Usually the arguments on construction of an easement relate to rights of way or light and not recreational uses such as the use of an outdoor pool.
The Court of Appeal has held that although the right to use a golf course, swimming pool or tennis court is recreational, this recreational use does not prevent that right from being an easement. The court have highlighted that the categories of easements are not closed.
Every property law student will remember the case of Re Ellenborough Park , which highlighted that for a right to be an easement it must have all of the following characteristics:
1. There must be dominant land (i.e. benefitting land) and servient land (land subject to the right).
2. The right must accommodate the dominant land.
3. The dominant and servient land must be owned by different persons.
4. The right must be capable of forming the subject matter of a grant.
Re Ellenborough Park also highlighted that, in the construction of an easement it must be considered whether such right would constitute a mere right of recreation, possessing no quality or utility or benefit. The judges in the recent Regency Villas case have discussed that in the 60 years since Re Ellenborough culture and expectations of the general population have radically changed.
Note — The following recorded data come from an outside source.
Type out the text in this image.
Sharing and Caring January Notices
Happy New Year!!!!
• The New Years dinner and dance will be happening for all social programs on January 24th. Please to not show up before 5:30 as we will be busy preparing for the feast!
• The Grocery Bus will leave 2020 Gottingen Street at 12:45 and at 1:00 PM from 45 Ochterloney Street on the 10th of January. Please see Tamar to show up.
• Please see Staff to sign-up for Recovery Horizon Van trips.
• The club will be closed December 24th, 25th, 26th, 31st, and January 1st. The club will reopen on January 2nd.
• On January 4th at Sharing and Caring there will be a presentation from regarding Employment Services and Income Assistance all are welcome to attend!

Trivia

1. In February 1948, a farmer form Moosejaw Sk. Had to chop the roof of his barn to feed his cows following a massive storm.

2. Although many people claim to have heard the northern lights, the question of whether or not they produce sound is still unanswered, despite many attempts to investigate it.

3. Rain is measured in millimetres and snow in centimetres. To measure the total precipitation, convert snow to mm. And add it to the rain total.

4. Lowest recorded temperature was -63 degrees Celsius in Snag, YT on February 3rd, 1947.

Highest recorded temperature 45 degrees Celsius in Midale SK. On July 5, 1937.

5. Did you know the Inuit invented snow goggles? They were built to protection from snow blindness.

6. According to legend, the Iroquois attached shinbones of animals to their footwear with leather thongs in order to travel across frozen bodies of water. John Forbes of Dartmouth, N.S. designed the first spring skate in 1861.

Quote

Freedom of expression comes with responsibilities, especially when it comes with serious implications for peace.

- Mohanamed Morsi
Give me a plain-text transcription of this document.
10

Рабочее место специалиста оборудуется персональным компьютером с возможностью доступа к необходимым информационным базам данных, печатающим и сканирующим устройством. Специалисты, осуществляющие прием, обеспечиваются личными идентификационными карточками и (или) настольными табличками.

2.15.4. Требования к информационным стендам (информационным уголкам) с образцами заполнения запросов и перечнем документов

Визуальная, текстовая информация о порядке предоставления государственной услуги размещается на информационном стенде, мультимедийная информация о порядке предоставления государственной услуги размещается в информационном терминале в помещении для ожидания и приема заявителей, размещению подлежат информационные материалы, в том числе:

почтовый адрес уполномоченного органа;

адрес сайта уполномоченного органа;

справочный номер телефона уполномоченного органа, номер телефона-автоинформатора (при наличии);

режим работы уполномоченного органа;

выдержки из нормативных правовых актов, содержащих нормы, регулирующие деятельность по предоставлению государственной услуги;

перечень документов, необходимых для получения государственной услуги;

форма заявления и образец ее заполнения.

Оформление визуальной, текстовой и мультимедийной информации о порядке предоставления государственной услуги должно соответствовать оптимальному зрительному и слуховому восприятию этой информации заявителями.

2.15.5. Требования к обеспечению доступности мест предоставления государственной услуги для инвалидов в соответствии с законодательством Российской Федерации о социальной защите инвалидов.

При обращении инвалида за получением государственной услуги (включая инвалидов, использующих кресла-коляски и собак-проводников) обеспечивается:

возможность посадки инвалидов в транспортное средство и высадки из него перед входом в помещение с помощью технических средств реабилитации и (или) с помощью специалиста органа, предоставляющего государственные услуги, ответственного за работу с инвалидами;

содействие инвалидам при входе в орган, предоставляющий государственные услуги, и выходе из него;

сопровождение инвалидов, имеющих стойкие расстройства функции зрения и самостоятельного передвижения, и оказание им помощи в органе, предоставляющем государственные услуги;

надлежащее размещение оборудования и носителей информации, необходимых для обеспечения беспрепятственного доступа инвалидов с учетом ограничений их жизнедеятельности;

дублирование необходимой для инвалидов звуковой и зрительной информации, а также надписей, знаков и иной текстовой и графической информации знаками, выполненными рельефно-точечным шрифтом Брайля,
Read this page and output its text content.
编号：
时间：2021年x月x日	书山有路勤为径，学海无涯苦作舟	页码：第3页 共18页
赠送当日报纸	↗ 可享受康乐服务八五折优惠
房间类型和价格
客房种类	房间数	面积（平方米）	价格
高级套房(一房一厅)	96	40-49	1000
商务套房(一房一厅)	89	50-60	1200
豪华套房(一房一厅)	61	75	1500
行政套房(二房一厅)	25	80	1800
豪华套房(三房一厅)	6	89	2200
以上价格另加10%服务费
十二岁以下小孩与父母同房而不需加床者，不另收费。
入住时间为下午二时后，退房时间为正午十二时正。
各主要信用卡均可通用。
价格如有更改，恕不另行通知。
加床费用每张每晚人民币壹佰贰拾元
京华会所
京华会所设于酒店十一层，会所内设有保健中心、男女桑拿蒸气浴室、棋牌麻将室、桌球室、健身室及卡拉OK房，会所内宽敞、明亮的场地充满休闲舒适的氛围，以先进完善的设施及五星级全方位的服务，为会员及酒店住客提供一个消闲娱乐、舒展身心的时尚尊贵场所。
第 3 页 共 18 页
This case considered the rights of time share properties to access the facilities of a neighbouring estate by utilising the benefit of a right granted in 1981.
The judges concluded that the original construction in the High Court was too broad, and actually the timeshare properties were allowed the right to use the existing sporting and recreational facilities on the estate together with any new, improved, or replacement facilities of the same kind replacing the existing facilities on the same areas of land, but not any substantial extensions of such facilities on additional areas of land. The right was an easement insofar as it covered the facilities on the servient land existing in 1981 namely the golf course, squash courts, croquet lawn and putting green and outdoor swimming pool.
For the full case please go to http://www.bailii.org/ew/cases/EWCA/Civ/2017/238.html
This is the first time that the Court of Appeal has had the opportunity to consider the validity of easements of various kinds of recreational facilities.